The GPI report ranks the nations of the world according to their “level of peacefulness,” based on 23 different qualitative and quantitative measurements from 162 states, covering 99.6 percent of the world’s population. Since the first report in 2008, the divide between the most and least “peaceful” countries and regions has steadily deepened, as US-led imperialism has plunged large parts of the world into deepening violence.

Syria again ranked on these terms as the least peaceful country in the world, while Libya experienced the most severe decline, according to the ranking system. Ukraine saw the second biggest decline, due to the eruption of fighting between pro-Russian separatist forces and NATO-backed fascist militias in east Ukraine.

The Middle East and North Africa region saw the most marked decline in average rankings, while Europe as a whole continued to see increases in peacefulness, as Iceland was again ranked the most peaceful, followed by Denmark, Austria, New Zealand, Switzerland, Finland, Canada, Japan, Australia and the Czech Republic.

The US was ranked at 94th place, between Peru and Saudi Arabia. Syria, Iraq, Afghanistan, South Sudan and Central African Republic, in that order, were the bottom five countries in the index.

Significantly, the report found that deaths caused by terrorism increased by 61 percent from 2012-13 and have more than doubled since 2008, resulting in 17,958 people being killed in terrorist attacks in 2013. Of those deaths, 82 percent occurred in just five countries: Iraq, Afghanistan, Pakistan, Nigeria and Syria.

These figures once again expose the essential truth that the so-called War on Terror has in fact empowered terrorist organizations in those countries that have been targeted by American imperialism. Despite the constant invocation of “national security” as the centerpiece of the war, the vast majority of terrorist attacks take place outside the advanced capitalist countries.

While much of the data compiled in the report is useful in portraying the immense scale of the costs of imperialist war and internal political repression, the GPI rankings system is flawed and the authors themselves present a rose-tinted view of the current geopolitical situation. At one point, the report declares that, “Over the last sixty years, the world has become more peaceful. There has been a marked and consistent downturn in levels of violence and conflict since the end of the Second World War.”

Later, however, the report notes that the intensity of military conflict has increased dramatically in recent years, with 180,000 people killed in 2014 alone, a nearly fourfold increase from 49,000 in 2010. However, it glosses over the present threat of a major conflict between nuclear-armed powers and covers up of the machinations of the US-led imperialist order, effectively playing into the hands of the forces spearheading the drive to war.

Regarding the potential for such a global conflict arising from the ongoing disputes in the South China Sea, which are being driven through the US “pivot to Asia” directed against China, the authors write: “Although the likelihood of further military skirmishes in the disputed waters is high, a large-scale military engagement remains unlikely.”

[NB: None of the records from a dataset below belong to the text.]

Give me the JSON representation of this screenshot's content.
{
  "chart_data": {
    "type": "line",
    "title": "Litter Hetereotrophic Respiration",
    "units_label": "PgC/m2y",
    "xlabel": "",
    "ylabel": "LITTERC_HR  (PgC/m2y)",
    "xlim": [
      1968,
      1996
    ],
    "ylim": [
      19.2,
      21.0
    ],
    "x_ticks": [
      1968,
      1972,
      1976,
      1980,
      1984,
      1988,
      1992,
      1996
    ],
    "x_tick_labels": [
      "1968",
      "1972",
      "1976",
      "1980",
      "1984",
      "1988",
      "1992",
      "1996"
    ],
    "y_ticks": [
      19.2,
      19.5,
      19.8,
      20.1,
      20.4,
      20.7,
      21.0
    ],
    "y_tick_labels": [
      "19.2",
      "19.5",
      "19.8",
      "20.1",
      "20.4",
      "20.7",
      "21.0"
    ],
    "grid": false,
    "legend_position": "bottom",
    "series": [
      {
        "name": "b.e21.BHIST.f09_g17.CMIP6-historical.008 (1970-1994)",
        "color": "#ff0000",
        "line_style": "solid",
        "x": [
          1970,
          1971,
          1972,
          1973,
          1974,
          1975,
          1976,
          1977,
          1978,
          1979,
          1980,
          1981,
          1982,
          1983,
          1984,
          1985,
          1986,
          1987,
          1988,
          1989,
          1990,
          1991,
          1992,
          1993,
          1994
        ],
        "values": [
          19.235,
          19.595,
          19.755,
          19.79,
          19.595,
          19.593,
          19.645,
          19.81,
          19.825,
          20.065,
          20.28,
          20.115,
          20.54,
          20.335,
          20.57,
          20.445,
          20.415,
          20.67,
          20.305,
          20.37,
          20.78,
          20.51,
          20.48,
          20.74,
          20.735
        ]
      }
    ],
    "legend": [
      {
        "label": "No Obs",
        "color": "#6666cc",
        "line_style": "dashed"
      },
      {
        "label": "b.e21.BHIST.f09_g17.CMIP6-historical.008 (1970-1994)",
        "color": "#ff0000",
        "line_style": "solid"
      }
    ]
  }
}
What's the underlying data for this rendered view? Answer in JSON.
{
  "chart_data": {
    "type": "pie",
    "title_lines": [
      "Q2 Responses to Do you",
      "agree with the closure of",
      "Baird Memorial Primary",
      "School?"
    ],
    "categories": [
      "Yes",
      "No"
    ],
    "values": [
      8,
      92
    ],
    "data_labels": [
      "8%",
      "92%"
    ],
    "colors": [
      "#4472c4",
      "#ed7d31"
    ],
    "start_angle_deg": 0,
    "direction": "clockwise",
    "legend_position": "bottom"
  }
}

In their overview of the crisis in Ukraine, the line of the US State Department comes through clearly: “The conflict began with Russia’s military takeover of Ukraine’s Crimean peninsula following the overthrow of the government of Viktor Yanukovych in late February. From April it extended to the Ukrainian mainland, when separatist militias—made up of some locals, as well as mercenaries linked to the ousted regime, local criminal gangs and Russian nationalist volunteers—began to seize urban centres across south-east Ukraine, backed heavily by Russian weapons, intelligence and finance, with regular Russian troops intervening directly if necessary to prevent a separatist defeat.”

There is no mention whatsoever of the role played by the US, which backed far-right nationalist and outright fascistic organizations such as Svoboda and the Right Sector to overthrow Yanukovych, and hand-picked the emergent government with puppets like Prime Minister Arseniy Yatsenyuk and billionaire oligarch President Petro Poroshenko.

Above all, the worldwide escalation in military spending and domestic policing indicate the advanced stage of the buildup to a new world war involving the major imperialist powers.